After a month in office, Prime Minister Liz Truss’s honeymoon phase is over. After just 19 days in office, he resigned as Prime Minister of Britain on September 23.
Kwasi Kwarteng, Britain’s newest Chancellor of the Exchequer, presented an emergency mini-budget on Friday, September 23. As a result of the ongoing economic crisis, which has an impact on every citizen of the United Kingdom, this action was essential. There have been widespread reports that winter heating costs and transportation to and from work have become expensive due to skyrocketing energy prices.

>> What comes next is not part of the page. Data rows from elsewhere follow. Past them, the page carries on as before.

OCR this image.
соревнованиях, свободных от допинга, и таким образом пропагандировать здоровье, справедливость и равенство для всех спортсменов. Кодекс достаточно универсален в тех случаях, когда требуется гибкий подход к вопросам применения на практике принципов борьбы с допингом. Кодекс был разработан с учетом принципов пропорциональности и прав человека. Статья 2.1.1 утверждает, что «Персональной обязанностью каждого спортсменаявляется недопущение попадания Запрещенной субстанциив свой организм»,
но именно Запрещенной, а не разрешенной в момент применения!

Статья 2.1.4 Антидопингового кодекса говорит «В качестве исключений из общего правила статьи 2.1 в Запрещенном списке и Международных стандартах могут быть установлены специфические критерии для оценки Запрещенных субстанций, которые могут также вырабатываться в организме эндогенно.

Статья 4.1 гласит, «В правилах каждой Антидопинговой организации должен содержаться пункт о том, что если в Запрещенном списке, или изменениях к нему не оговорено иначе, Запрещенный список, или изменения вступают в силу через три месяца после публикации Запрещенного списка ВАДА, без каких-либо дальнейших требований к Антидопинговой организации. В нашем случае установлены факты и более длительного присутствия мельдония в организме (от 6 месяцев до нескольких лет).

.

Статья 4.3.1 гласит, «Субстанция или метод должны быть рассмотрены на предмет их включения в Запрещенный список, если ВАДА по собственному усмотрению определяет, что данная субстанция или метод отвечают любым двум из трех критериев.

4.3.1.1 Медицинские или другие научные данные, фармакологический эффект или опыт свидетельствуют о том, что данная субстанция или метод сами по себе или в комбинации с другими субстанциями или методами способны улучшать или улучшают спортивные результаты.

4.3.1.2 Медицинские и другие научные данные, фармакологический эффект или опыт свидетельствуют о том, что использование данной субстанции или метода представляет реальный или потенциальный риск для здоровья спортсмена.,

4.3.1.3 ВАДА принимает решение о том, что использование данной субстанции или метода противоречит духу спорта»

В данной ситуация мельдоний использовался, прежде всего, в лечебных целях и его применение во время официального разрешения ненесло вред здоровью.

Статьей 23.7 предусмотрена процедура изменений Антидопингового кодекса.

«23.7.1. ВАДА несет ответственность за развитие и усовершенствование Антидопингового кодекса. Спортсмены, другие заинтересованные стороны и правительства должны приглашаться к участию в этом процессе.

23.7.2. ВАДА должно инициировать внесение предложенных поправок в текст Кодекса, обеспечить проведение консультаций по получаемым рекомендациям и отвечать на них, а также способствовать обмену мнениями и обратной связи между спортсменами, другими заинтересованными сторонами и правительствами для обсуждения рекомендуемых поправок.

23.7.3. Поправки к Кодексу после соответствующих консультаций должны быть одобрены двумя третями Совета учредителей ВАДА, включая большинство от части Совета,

With inflation reaching record highs, the cost of groceries has risen dramatically. Managing a household’s weekly food budget has evolved into a war of wits and haggling. Inflation in the United Kingdom is at a 40-year high. Consumption of milk has increased by 28%, butter by 27%, pasta by 25%, and cheese by 18% during the last year. The cost of chicken, lamb, as well as other meats, has increased by 16 percent in the last year. Everyone is feeling the effects of these price increases.

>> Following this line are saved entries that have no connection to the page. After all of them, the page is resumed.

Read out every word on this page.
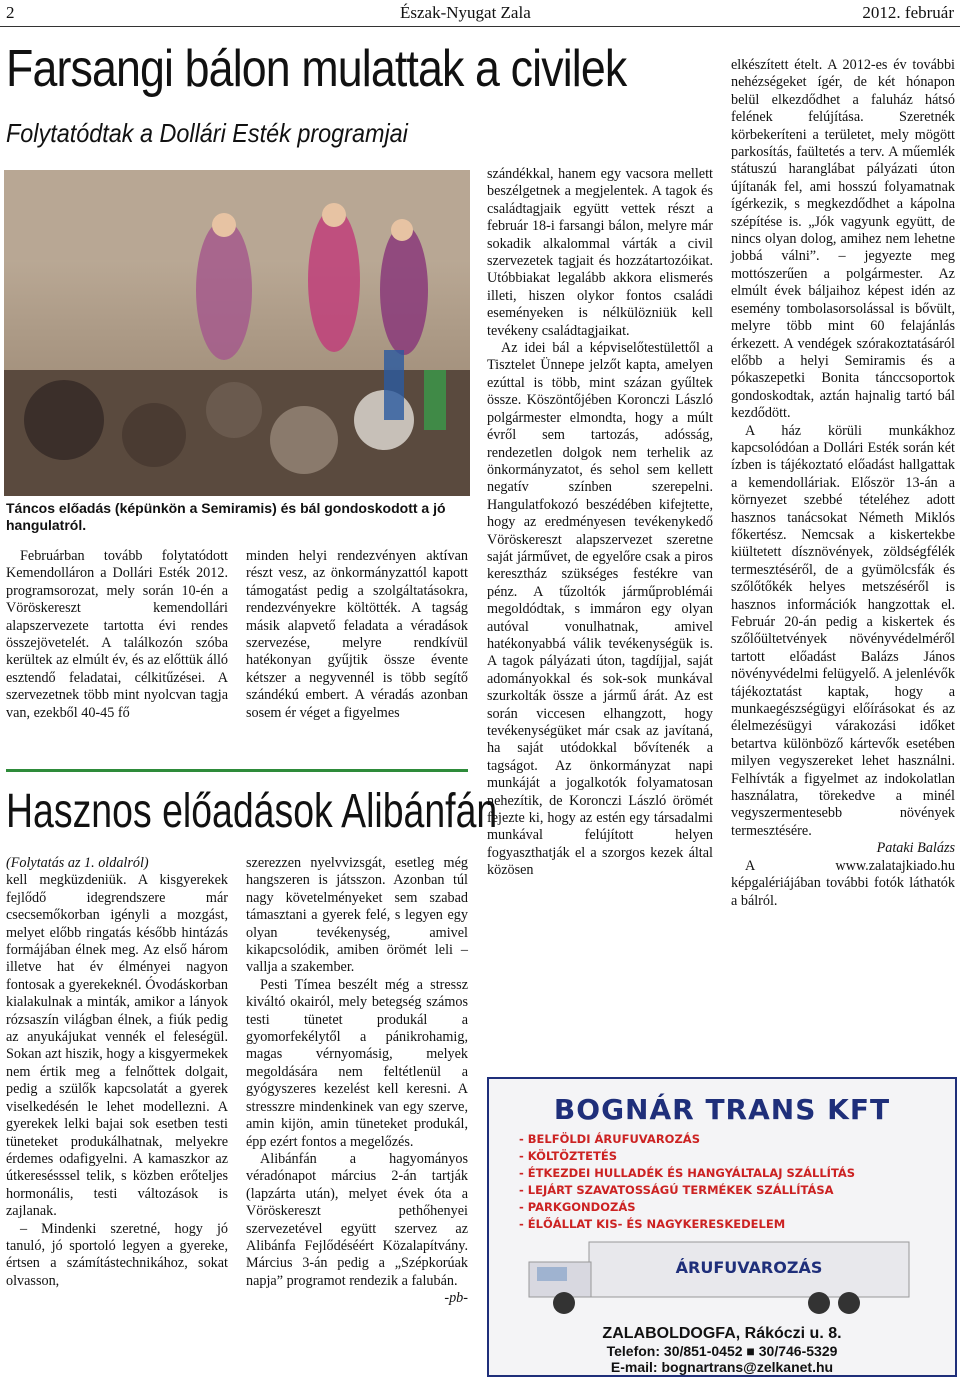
2	Észak-Nyugat Zala	2012. február
Farsangi bálon mulattak a civilek
Folytatódtak a Dollári Esték programjai
Táncos előadás (képünkön a Semiramis) és bál gondoskodott a jó hangulatról.

Februárban tovább folytatódott Kemendolláron a Dollári Esték 2012. programsorozat, mely során 10-én a Vöröskereszt kemendollári alapszervezete tartotta évi rendes összejövetelét. A találkozón szóba kerültek az elmúlt év, és az előttük álló esztendő feladatai, célkitűzései. A szervezetnek több mint nyolcvan tagja van, ezekből 40-45 fő

minden helyi rendezvényen aktívan részt vesz, az önkormányzattól kapott támogatást pedig a szolgáltatásokra, rendezvényekre költötték. A tagság másik alapvető feladata a véradások szervezése, melyre rendkívül hatékonyan gyűjtik össze évente kétszer a negyvennél is több segítő szándékú embert. A véradás azonban sosem ér véget a figyelmes

szándékkal, hanem egy vacsora mellett beszélgetnek a megjelentek. A tagok és családtagjaik együtt vettek részt a február 18-i farsangi bálon, melyre már sokadik alkalommal várták a civil szervezetek tagjait és hozzátartozóikat. Utóbbiakat legalább akkora elismerés illeti, hiszen olykor fontos családi eseményeken is nélkülözniük kell tevékeny családtagjaikat.

Az idei bál a képviselőtestülettől a Tisztelet Ünnepe jelzőt kapta, amelyen ezúttal is több, mint százan gyűltek össze. Köszöntőjében Koronczi László polgármester elmondta, hogy a múlt évről sem tartozás, adósság, rendezetlen dolgok nem terhelik az önkormányzatot, és sehol sem kellett negatív színben szerepelni. Hangulatfokozó beszédében kifejtette, hogy az eredményesen tevékenykedő Vöröskereszt alapszervezet szeretne saját járművet, de egyelőre csak a piros keresztház szükséges festékre van pénz. A tűzoltók járműproblémái megoldódtak, s immáron egy olyan autóval vonulhatnak, amivel hatékonyabbá válik tevékenységük is. A tagok pályázati úton, tagdíjjal, saját adományokkal és sok-sok munkával szurkolták össze a jármű árát. Az est során viccesen elhangzott, hogy tevékenységüket már csak az javítaná, ha saját utódokkal bővítenék a tagságot. Az önkormányzat napi munkáját a jogalkotók folyamatosan nehezítik, de Koronczi László örömét fejezte ki, hogy az estén egy társadalmi munkával felújított helyen fogyaszthatják el a szorgos kezek által közösen

elkészített ételt. A 2012-es év további nehézségeket ígér, de két hónapon belül elkezdődhet a faluház hátsó felének felújítása. Szeretnék körbekeríteni a területet, mely mögött parkosítás, faültetés a terv. A műemlék státuszú haranglábat pályázati úton újítanák fel, ami hosszú folyamatnak ígérkezik, s megkezdődhet a kápolna szépítése is. „Jók vagyunk együtt, de nincs olyan dolog, amihez nem lehetne jobbá válni”. – jegyezte meg mottószerűen a polgármester. Az elmúlt évek báljaihoz képest idén az esemény tombolasorsolással is bővült, melyre több mint 60 felajánlás érkezett. A vendégek szórakoztatásáról előbb a helyi Semiramis és a pókaszepetki Bonita tánccsoportok gondoskodtak, aztán hajnalig tartó bál kezdődött.

A ház körüli munkákhoz kapcsolódóan a Dollári Esték során két ízben is tájékoztató előadást hallgattak a kemendolláriak. Először 13-án a környezet szebbé tételéhez adott hasznos tanácsokat Németh Miklós főkertész. Nemcsak a kiskertekbe kiültetett dísznövények, zöldségfélék termesztéséről, de a gyümölcsfák és szőlőtőkék helyes metszéséről is hasznos információk hangzottak el. Február 20-án pedig a kiskertek és szőlőültetvények növényvédelméről tartott előadást Balázs János növényvédelmi felügyelő. A jelenlévők tájékoztatást kaptak, hogy a munkaegészségügyi előírásokat és az élelmezésügyi várakozási időket betartva különböző kártevők esetében milyen vegyszereket lehet használni. Felhívták a figyelmet az indokolatlan használatra, törekedve a minél vegyszermentesebb növények termesztésére.

Pataki Balázs

A www.zalatajkiado.hu képgalériájában további fotók láthatók a bálról.

Hasznos előadások Alibánfán

(Folytatás az 1. oldalról)

kell megküzdeniük. A kisgyerekek fejlődő idegrendszere már csecsemőkorban igényli a mozgást, melyet előbb ringatás később hintázás formájában élnek meg. Az első három illetve hat év élményei nagyon fontosak a gyerekeknél. Óvodáskorban kialakulnak a minták, amikor a lányok rózsaszín világban élnek, a fiúk pedig az anyukájukat vennék el feleségül. Sokan azt hiszik, hogy a kisgyermekek nem értik meg a felnőttek dolgait, pedig a szülők kapcsolatát a gyerek viselkedésén le lehet modellezni. A gyerekek lelki bajai sok esetben testi tüneteket produkálhatnak, melyekre érdemes odafigyelni. A kamaszkor az útkeresésssel telik, s közben erőteljes hormonális, testi változások is zajlanak.

– Mindenki szeretné, hogy jó tanuló, jó sportoló legyen a gyereke, értsen a számítástechnikához, sokat olvasson,

szerezzen nyelvvizsgát, esetleg még hangszeren is játsszon. Azonban túl nagy követelményeket sem szabad támasztani a gyerek felé, s legyen egy olyan tevékenység, amivel kikapcsolódik, amiben örömét leli – vallja a szakember.

Pesti Tímea beszélt még a stressz kiváltó okairól, mely betegség számos testi tünetet produkál a gyomorfekélytől a pánikrohamig, magas vérnyomásig, melyek megoldására nem feltétlenül a gyógyszeres kezelést kell keresni. A stresszre mindenkinek van egy szerve, amin kijön, amin tüneteket produkál, épp ezért fontos a megelőzés.

Alibánfán a hagyományos véradónapot március 2-án tartják (lapzárta után), melyet évek óta a Vöröskereszt pethőhenyei szervezetével együtt szervez az Alibánfa Fejlődéséért Közalapítvány. Március 3-án pedig a „Szépkorúak napja” programot rendezik a falubán.

-pb-

BOGNÁR TRANS KFT
- BELFÖLDI ÁRUFUVAROZÁS
- KÖLTÖZTETÉS
- ÉTKEZDEI HULLADÉK ÉS HANGYÁLTALAJ SZÁLLÍTÁS
- LEJÁRT SZAVATOSSÁGÚ TERMÉKEK SZÁLLÍTÁSA
- PARKGONDOZÁS
- ÉLŐÁLLAT KIS- ÉS NAGYKERESKEDELEM
ÁRUFUVAROZÁS
ZALABOLDOGFA, Rákóczi u. 8.
Telefon: 30/851-0452 ■ 30/746-5329
E-mail: bognartrans@zelkanet.hu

Therefore, Liz Truss had to take action, but the new chancellor’s budget pronouncements gave the impression of being a waste of time. Reduce taxes for everyone without corresponding expenditure reductions. It’s a budget suitable for an elementary school or preschool undertaking. The stock market was aware of the situation. The British pound immediately dropped to a 40-year low versus the US dollar.
The new government’s budget was a risky effort to capitalize on a new, lower tax requirement that ultimately fell short. To pay for the largest government handout since 1972, the government will need to borrow an additional £400 billion over the next several years. The funding meant to spur expansion instead became a formula for mayhem.
Our Prime Minister and the Chancellor admitted yesterday that they had erred in the past. This about-face was not due to an epiphany that the mini-budget was doomed to fail, but rather to a judgment that the plan lacked support among Conservative Members of Parliament. As a result of the U-turn, Britain’s highest rate of 45% will continue to apply to incomes above £150,000. A new administration should never have made tax cuts for the wealthy a key goal during a financial crisis. She has been forced to take a step back because of this.
What can we look forward to in the next month?
In the United Kingdom, there is a wide range of problems that require fixing. Neither economic nor cultural conflicts should be underestimated.
To what extent will Liz Truss be able to leave her mark on even a CP that appears to have lost its purpose, or will she prove to be just the next interim leader to be unable to do so?